One advantage to web-based genome browsers (e.g., Ensembl, UCSC Genome Browser, ANNOVAR, AnnTools, VariantAnnotation, NGS-SNP, and snpEff) is that you do not usually need to download or update a human variant annotation database. On the other hand, you must upload your own proprietary data to a remote server, which is not a viable option for all organizations, owing to data privacy policies. Furthermore, some of these tools are command-line driven and can require typing multiple long strings of text into the command-line interface.
At a minimum, a genome browser should allow you to display the aligned reads, see variants clearly (e.g., by displaying them in a different color), view annotation information, and visit the corresponding public database (e.g., Ensembl, the GWAS Catalog, EVA, UniProt, dbSNP, ClinVar) entries online via hyperlinks. Most tools only allow visualization of SNPs, while a few also support viewing CNVs and SVs. Some genome visualization tools allow you to compare sequences from multiple individuals or even multiple organisms.

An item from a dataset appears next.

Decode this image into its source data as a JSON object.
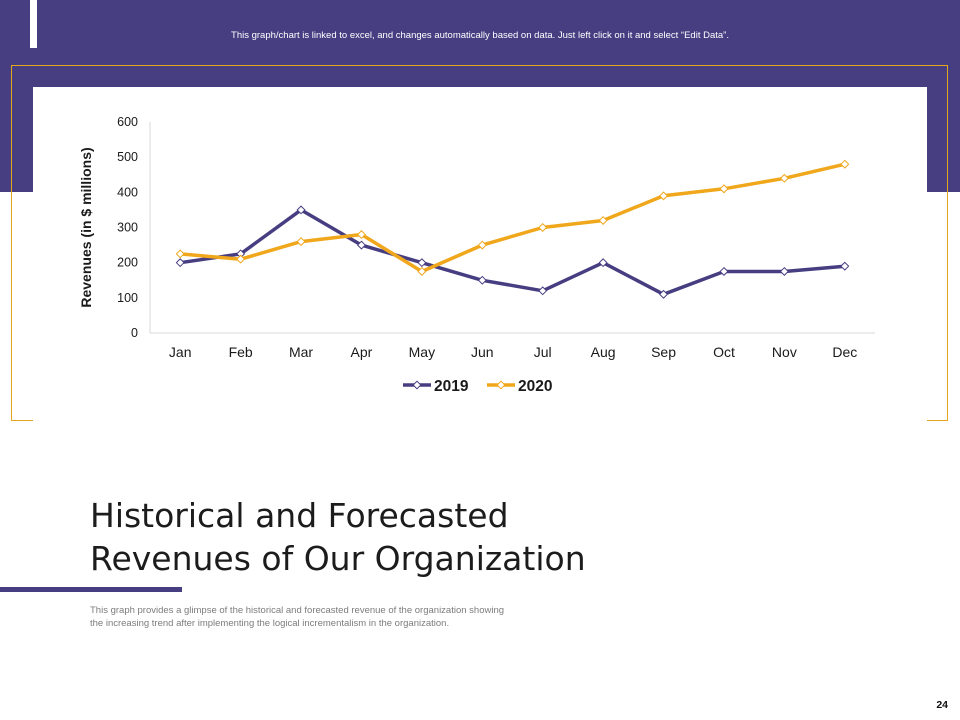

Once you have tabulated a list of variants, you may identify some for which there is limited data. Most search engines cannot excavate any further than paper titles and abstracts, where 85% of variants are not mentioned. This represents an enormous lost opportunity. While the crowd-sourced ClinVar platform is a useful repository of variant interpretations and related information, it is far from complete. In fact, an average of 31% of submitted references per variant are false-positives, with 30% of submissions having no references at all. Together, the downstream effects of these statistics can be serious, and may result in erroneous conclusions and/or a missed diagnosis. To mitigate these information quality issues, a deeper analysis can be performed using the Mastermind Genomic Search Engine, which is discussed in detail in Chapter 3.
Step 7 (Optional): Visualize the impact of the variant on the 3D protein structure
An optional step in the variant analysis pipeline is to attempt to determine the effect of a given variant on the 3D structure of the protein it codes for. Sometimes, the 3D structure may be minimally affected, if at all. In other cases, the variant can cause a dramatic change in protein structure, vitally impacting protein function.

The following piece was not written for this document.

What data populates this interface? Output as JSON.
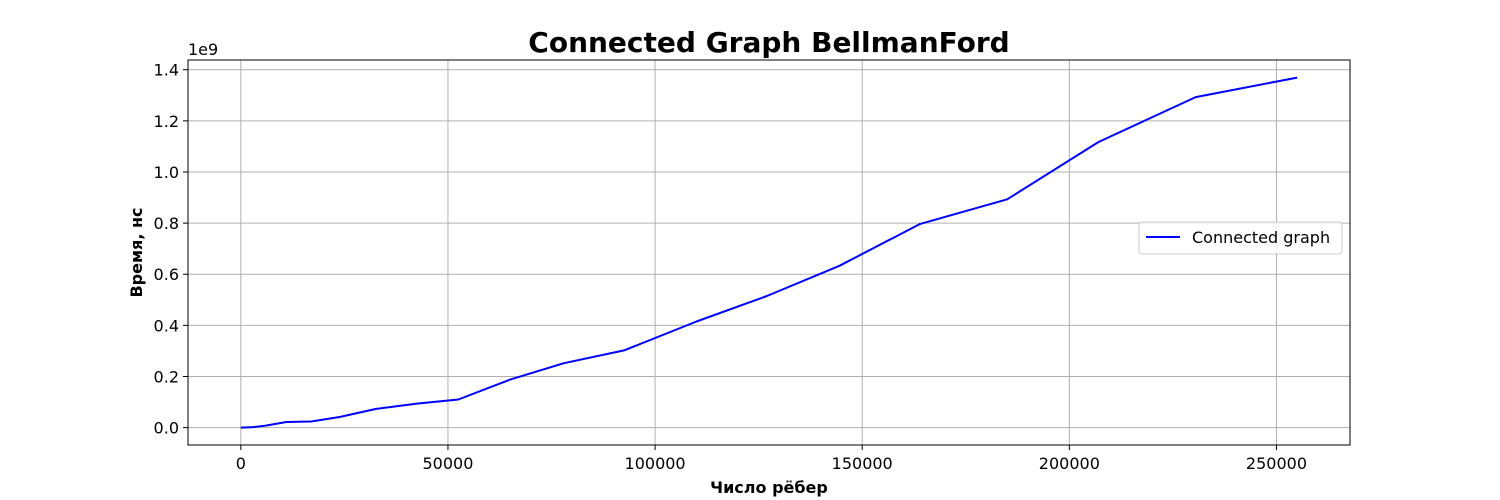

Tools like I-Mutant and SDM can predict how the variant might affect protein stability, while structure prediction tools like I-TASSER and Phyre2 can predict the effect on protein structure. However, the latter tools will only work if a structural homolog is available. In some cases, you may find that the structure of the variant protein has already been determined through x-ray crystallography and is available for download through the Protein Data Bank (PDB). You can view these structures through various programs, including the LiteMol viewer.
An easier option is to use DNASTAR’s Protean 3D application to accomplish all these tasks. Protean 3D’s “Protein Design” workflow lets you use a wizard to easily “mutate” one or more residues and then calculates whether the changes are likely to be stabilizing or destabilizing compared to the original structure. NovaFold, a separately-licensed application that runs through the Protean 3D interface and is powered by the award-winning I-TASSER algorithm, can be used to predict the new protein structure caused by the mutated residue(s). Protean 3D lets you view the original and mutated proteins as fully customizable and rotatable 3D structures.